Disait-il dans l’émission Adlis Bbwass-a (Ouvrage du jour) de la radio kabyle d’Alger Chaîne II, mars 1999.
Djamel Amrani : « De tous les poètes de la Révolution, Djamel Amrani est celui qui a le plus tenu ses promesses. Non seulement il a imposé une heureuse continuité, alors que tant de souffles se sont éteints. Mais il a, à l’image de ces grands poètes que sont par exemple Mohammed Dib et Jean Sénac, exploré de nouvelles voies, mettant à profit d’autres cordes sensibles, une somme de richesses langagières et de trouvailles oniriques… « , Écrivait Tahar Djaout dans Algérie Actualité (1982). Je livre ici une entrevue radiophonique inédite (qui date de mars 1999) avec le poète Djamel Amrani (qui nous a quittés le mercredi 2 mars 2005, à l’âge de 70 ans) que j’ai réalisé dans le cadre de l’émission littéraire Adlis Bbwass-a (Ouvrage du jour) que j’animais/présentais à la radio kabyle d’Alger Chaîne II, août 1998 à décembre 2000 avec des écrivains autour de leurs ouvrages dont des intellectuels de renoms : Pierre Bourdieu, Mohammed Arkoun…des interviews inédites de Tahar Djaout, Mouloud Mammeri, Kateb Yacine… Cet entretien est un hommage à l’un des écrivains les plus attachants à son pays dont sa poésie ne caresse pas dans le sens du poil, il était poète de la résistance durant la guerre d’Indépendance.

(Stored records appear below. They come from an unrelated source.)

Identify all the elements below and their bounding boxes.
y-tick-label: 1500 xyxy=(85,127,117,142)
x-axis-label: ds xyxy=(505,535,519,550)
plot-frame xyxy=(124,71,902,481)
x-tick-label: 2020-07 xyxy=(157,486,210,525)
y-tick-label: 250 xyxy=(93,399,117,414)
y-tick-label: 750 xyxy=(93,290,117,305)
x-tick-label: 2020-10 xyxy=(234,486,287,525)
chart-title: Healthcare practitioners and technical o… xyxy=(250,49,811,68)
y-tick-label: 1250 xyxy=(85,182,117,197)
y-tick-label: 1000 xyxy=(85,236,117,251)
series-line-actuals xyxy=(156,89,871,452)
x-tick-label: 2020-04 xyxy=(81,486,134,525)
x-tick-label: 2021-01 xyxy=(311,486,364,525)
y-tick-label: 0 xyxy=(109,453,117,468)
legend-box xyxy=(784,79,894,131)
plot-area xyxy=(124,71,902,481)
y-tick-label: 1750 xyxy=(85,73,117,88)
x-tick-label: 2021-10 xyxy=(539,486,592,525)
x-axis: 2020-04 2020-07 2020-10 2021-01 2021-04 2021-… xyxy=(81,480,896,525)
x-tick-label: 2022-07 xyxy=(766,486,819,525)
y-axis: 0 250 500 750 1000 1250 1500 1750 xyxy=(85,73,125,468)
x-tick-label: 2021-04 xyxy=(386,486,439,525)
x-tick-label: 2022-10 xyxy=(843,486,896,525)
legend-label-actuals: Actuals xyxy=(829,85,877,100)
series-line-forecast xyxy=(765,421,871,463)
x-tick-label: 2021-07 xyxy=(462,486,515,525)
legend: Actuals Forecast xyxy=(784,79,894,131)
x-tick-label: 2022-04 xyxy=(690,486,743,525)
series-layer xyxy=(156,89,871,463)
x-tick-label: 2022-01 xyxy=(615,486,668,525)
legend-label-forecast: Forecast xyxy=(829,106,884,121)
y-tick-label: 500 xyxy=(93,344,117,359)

Djamel Amrani est né le 29 août 1935 à Sour El-Ghozlane en basse Kabylie. Il est scolarisé en 1952, à l’école communale de Bir Mourad Raïs. Le 19 mai 1956, il participe à la grève des étudiants algériens. En 1957, il est arrêté, torturé et incarcéré par l’armée coloniale. En 1958, à sa sortie de prison, il est expulsé vers la France. En 1960, il publie son premier ouvrage aux Éditions de Minuit, Le Témoin. Cette même année, il rencontre Pablo Neruda. En 1966, il devient producteur d’une émission à l’ORTF, et entame une carrière radiophonique à la radio d’Alger en langue française. En 2004, il reçoit la médaille Pablo Neruda, haute distinction internationale de la poésie. Il est décédé le 2 mars 2005.
Auteur de plusieurs livres dont : Le Témoin (Éditions de Minuit, 1960). Poésie : Soleil de notre nuit (préface de Henri Kréa, encres de Aksouh — Éditions Subervie, Rodez 1964) ; Chants pour le Premier Novembre, avec des gravures de Abdallah Benanteur, Éditions d’art ABM, Paris, 1964) ; Bivouac des certitudes – Éditions SNED, Alger, 1968); Aussi loin que mes regards se portent… (Éditions SNED, Alger, 1972) ; Jours couleur de soleil (Éditions SNED, 1979); Entre la dent et la mémoire (SNED, 1981); L’Été de ta peau (SNED, 1982); La Plus haute source (ENAL, Alger, 1983); Argile d’embolie (Ed. Laphomic, Alger, 1985) ; Au jour de ton corps (ENAL, Alger, 1985); Déminer la mémoire (ENAL, 1986) ; Vers l’amont (ENAL, Alger 1989); Alger (Éditions Actes Sud, Arles, 2000) ; Alger, un regard intérieur in La pensée de midi, (Éditions Actes Sud, Arles, 2001); La Nuit du dedans (Éditions Marsa, Alger 2003); Œuvres choisies (Éditions ANEP, Alger, 2003). Théâtre : Il n’y a pas de hasard (Éditions SNED, 1973) ; Nouvelles : Le Dernier crépuscule (SNED, 1978).
Boussad Berrichi : Comment êtes-vous venu à la poésie et à l’écriture ?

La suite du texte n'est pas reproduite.